In 1992, I wound up my MS in Communication Studies with a dissertation that is still cited on the first page of a popular google search. A few weeks later, I took a two-week vacation in Ukraine, to observe a society in transition. After several nights of staying up 'til 3:00 am to pack and prepare, I fell asleep on the plane leaving New York around 10:00 pm -- and awoke to full daylight streaming in through the window shortly after midnight. Ukraine is 13 hours ahead of Eastern Standard Time, but I went through the vacation in a state of excitement that merely postponed the bills. It took more than six months to get back up to speed.

So now, 18+ years later, I've finished my PhD. The last lap took everything I could put into it. My dissertation defense was structured in terms of the patterns of persuasion I'd found in Nutuk and a comparable work, and greatly amused my committee: it sounded like a job interview![3] During that last stretch, I went for 10 weeks without riding my bicycle, gained weight, and kept external commitments to a minimum. As my friends who follow this blog may have noted, I also put less energy into a real source of delight, my Turkish studies. Well, let's look into the Great Book again. Here is a short verse from Proverbs 1:
Pro 1:17 Kuşların gözü önünde ağ sermek boşunadır.
Which being interpreted, reads:
  • Kuşların -- Of the bird
  • gözü -- the eyes
  • önünde -- in front of
  • -- the net
  • sermek -- is spread, draped, lay, spread out
  • boşunadır -- to no purpose.
Evil doers rely on secrecy. Yet, they have less of that than they think. Yes, Solomon warns his sons, it's easy and natural of single young men to clump together in criminal gangs. But they are not as smart as they think they are.

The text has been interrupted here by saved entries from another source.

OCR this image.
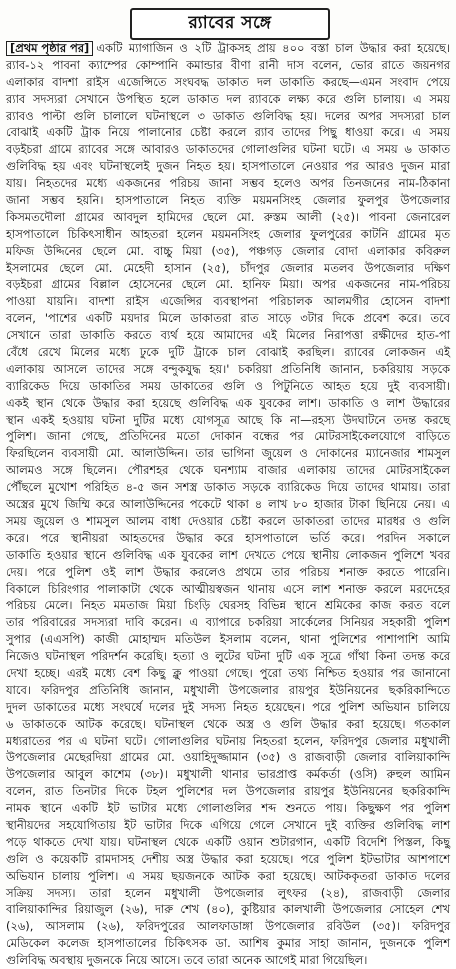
র‍্যাবের সঙ্গে
[প্রথম পৃষ্ঠার পর] একটি ম্যাগাজিন ও ২টি ট্রাকসহ প্রায় ৪০০ বস্তা চাল উদ্ধার করা হয়েছে।
র‍্যাব-১২ পাবনা ক্যাম্পের কোম্পানি কমান্ডার বীণা রানী দাস বলেন, ভোর রাতে জয়নগর
এলাকার বাদশা রাইস এজেন্সিতে সংঘবদ্ধ ডাকাত দল ডাকাতি করছে—এমন সংবাদ পেয়ে
র‍্যাব সদস্যরা সেখানে উপস্থিত হলে ডাকাত দল র‍্যাবকে লক্ষ্য করে গুলি চালায়। এ সময়
র‍্যাবও পাল্টা গুলি চালালে ঘটনাস্থলে ৩ ডাকাত গুলিবিদ্ধ হয়। দলের অপর সদস্যরা চাল
বোঝাই একটি ট্রাক নিয়ে পালানোর চেষ্টা করলে র‍্যাব তাদের পিছু ধাওয়া করে। এ সময়
বড়ইচরা গ্রামে র‍্যাবের সঙ্গে আবারও ডাকাতদের গোলাগুলির ঘটনা ঘটে। এ সময় ৬ ডাকাত
গুলিবিদ্ধ হয় এবং ঘটনাস্থলেই দুজন নিহত হয়। হাসপাতালে নেওয়ার পর আরও দুজন মারা
যায়। নিহতদের মধ্যে একজনের পরিচয় জানা সম্ভব হলেও অপর তিনজনের নাম-ঠিকানা
জানা সম্ভব হয়নি। হাসপাতালে নিহত ব্যক্তি ময়মনসিংহ জেলার ফুলপুর উপজেলার
কিসমতদৌলা গ্রামের আবদুল হামিদের ছেলে মো. রুস্তম আলী (২৫)। পাবনা জেনারেল
হাসপাতালে চিকিৎসাধীন আহতরা হলেন ময়মনসিংহ জেলার ফুলপুরের কাটনি গ্রামের মৃত
মফিজ উদ্দিনের ছেলে মো. বাচ্চু মিয়া (৩৫), পঞ্চগড় জেলার বোদা এলাকার কবিরুল
ইসলামের ছেলে মো. মেহেদী হাসান (২৫), চাঁদপুর জেলার মতলব উপজেলার দক্ষিণ
বড়ইচরা গ্রামের বিল্লাল হোসেনের ছেলে মো. হানিফ মিয়া। অপর একজনের নাম-পরিচয়
পাওয়া যায়নি। বাদশা রাইস এজেন্সির ব্যবস্থাপনা পরিচালক আলমগীর হোসেন বাদশা
বলেন, 'পাশের একটি ময়দার মিলে ডাকাতরা রাত সাড়ে ৩টার দিকে প্রবেশ করে। তবে
সেখানে তারা ডাকাতি করতে ব্যর্থ হয়ে আমাদের এই মিলের নিরাপত্তা রক্ষীদের হাত-পা
বেঁধে রেখে মিলের মধ্যে ঢুকে দুটি ট্রাকে চাল বোঝাই করছিল। র‍্যাবের লোকজন এই
এলাকায় আসলে তাদের সঙ্গে বন্দুকযুদ্ধ হয়।' চকরিয়া প্রতিনিধি জানান, চকরিয়ায় সড়কে
ব্যারিকেড দিয়ে ডাকাতির সময় ডাকাতের গুলি ও পিটুনিতে আহত হয়ে দুই ব্যবসায়ী।
একই স্থান থেকে উদ্ধার করা হয়েছে গুলিবিদ্ধ এক যুবকের লাশ। ডাকাতি ও লাশ উদ্ধারের
স্থান একই হওয়ায় ঘটনা দুটির মধ্যে যোগসূত্র আছে কি না—রহস্য উদঘাটনে তদন্ত করছে
পুলিশ। জানা গেছে, প্রতিদিনের মতো দোকান বন্ধের পর মোটরসাইকেলযোগে বাড়িতে
ফিরছিলেন ব্যবসায়ী মো. আলাউদ্দিন। তার ভাগিনা জুয়েল ও দোকানের ম্যানেজার শামসুল
আলমও সঙ্গে ছিলেন। পৌরশহর থেকে ঘনশ্যাম বাজার এলাকায় তাদের মোটরসাইকেল
পৌঁছলে মুখোশ পরিহিত ৪-৫ জন সশস্ত্র ডাকাত সড়কে ব্যারিকেড দিয়ে তাদের থামায়। তারা
অস্ত্রের মুখে জিম্মি করে আলাউদ্দিনের পকেটে থাকা ৪ লাখ ৮০ হাজার টাকা ছিনিয়ে নেয়। এ
সময় জুয়েল ও শামসুল আলম বাধা দেওয়ার চেষ্টা করলে ডাকাতরা তাদের মারধর ও গুলি
করে। পরে স্থানীয়রা আহতদের উদ্ধার করে হাসপাতালে ভর্তি করে। পরদিন সকালে
ডাকাতি হওয়ার স্থানে গুলিবিদ্ধ এক যুবকের লাশ দেখতে পেয়ে স্থানীয় লোকজন পুলিশে খবর
দেয়। পরে পুলিশ ওই লাশ উদ্ধার করলেও প্রথমে তার পরিচয় শনাক্ত করতে পারেনি।
বিকালে চিরিংগার পালাকাটা থেকে আত্মীয়স্বজন থানায় এসে লাশ শনাক্ত করলে মরদেহের
পরিচয় মেলে। নিহত মমতাজ মিয়া চিংড়ি ঘেরসহ বিভিন্ন স্থানে শ্রমিকের কাজ করত বলে
তার পরিবারের সদস্যরা দাবি করেন। এ ব্যাপারে চকরিয়া সার্কেলের সিনিয়র সহকারী পুলিশ
সুপার (এএসপি) কাজী মোহাম্মদ মতিউল ইসলাম বলেন, থানা পুলিশের পাশাপাশি আমি
নিজেও ঘটনাস্থল পরিদর্শন করেছি। হত্যা ও লুটের ঘটনা দুটি এক সূত্রে গাঁথা কিনা তদন্ত করে
দেখা হচ্ছে। এরই মধ্যে বেশ কিছু ক্লু পাওয়া গেছে। পুরো তথ্য নিশ্চিত হওয়ার পর জানানো
যাবে। ফরিদপুর প্রতিনিধি জানান, মধুখালী উপজেলার রায়পুর ইউনিয়নের ছকরিকান্দিতে
দুদল ডাকাতের মধ্যে সংঘর্ষে দলের দুই সদস্য নিহত হয়েছেন। পরে পুলিশ অভিযান চালিয়ে
৬ ডাকাতকে আটক করেছে। ঘটনাস্থল থেকে অস্ত্র ও গুলি উদ্ধার করা হয়েছে। গতকাল
মধ্যরাতের পর এ ঘটনা ঘটে। গোলাগুলির ঘটনায় নিহতরা হলেন, ফরিদপুর জেলার মধুখালী
উপজেলার মেছেরদিয়া গ্রামের মো. ওয়াহিদুজ্জামান (৩৫) ও রাজবাড়ী জেলার বালিয়াকান্দি
উপজেলার আবুল কাশেম (৩৮)। মধুখালী থানার ভারপ্রাপ্ত কর্মকর্তা (ওসি) রুহুল আমিন
বলেন, রাত তিনটার দিকে টহল পুলিশের দল উপজেলার রায়পুর ইউনিয়নের ছকরিকান্দি
নামক স্থানে একটি ইট ভাটার মধ্যে গোলাগুলির শব্দ শুনতে পায়। কিছুক্ষণ পর পুলিশ
স্থানীয়দের সহযোগিতায় ইট ভাটার দিকে এগিয়ে গেলে সেখানে দুই ব্যক্তির গুলিবিদ্ধ লাশ
পড়ে থাকতে দেখা যায়। ঘটনাস্থল থেকে একটি ওয়ান শুটারগান, একটি বিদেশি পিস্তল, কিছু
গুলি ও কয়েকটি রামদাসহ দেশীয় অস্ত্র উদ্ধার করা হয়েছে। পরে পুলিশ ইটভাটার আশপাশে
অভিযান চালায় পুলিশ। এ সময় ছয়জনকে আটক করা হয়েছে। আটককৃতরা ডাকাত দলের
সক্রিয় সদস্য। তারা হলেন মধুখালী উপজেলার লুৎফর (২৪), রাজবাড়ী জেলার
বালিয়াকান্দির রিয়াজুল (২৬), দারু শেখ (৪০), কুষ্টিয়ার কালখালী উপজেলার সোহেল শেখ
(২৬), আসলাম (২৬), ফরিদপুরের আলফাডাঙ্গা উপজেলার রবিউল (৩৫)। ফরিদপুর
মেডিকেল কলেজ হাসপাতালের চিকিৎসক ডা. আশিষ কুমার সাহা জানান, দুজনকে পুলিশ
গুলিবিদ্ধ অবস্থায় দুজনকে নিয়ে আসে। তবে তারা অনেক আগেই মারা গিয়েছিল।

As İsa said in the New Testament, no one gets away with anything. Secrets tend to get revealed -- and we should assume that our furtive, sneaky, "secret" sins will not stay concealed. So, we should be predisposed to face, and repent of, wrongdoing. Nixon was forced out of office for trying to cover up a crime, not for the crime itself.

________________________

[1] I was competing the the two mile run one evening in high school. It was winter, indoor track season, and the track was 220 yards long. That's 1/8 mile, sixteen laps. The umpire lost count, and as I hurled myself at the finish line, he held up a finger -- one more lap.

[2] I had a nightmare in 1995 or 1996. I dreamed that I was joyfully putting the final touches on a dissertation that would bless and encourage thousands of people around the world. This dream was a nightmare because, in that terrible lucidity one sometimes experiences while dreaming, I knew that I was dreaming of, rather than doing, the desired project!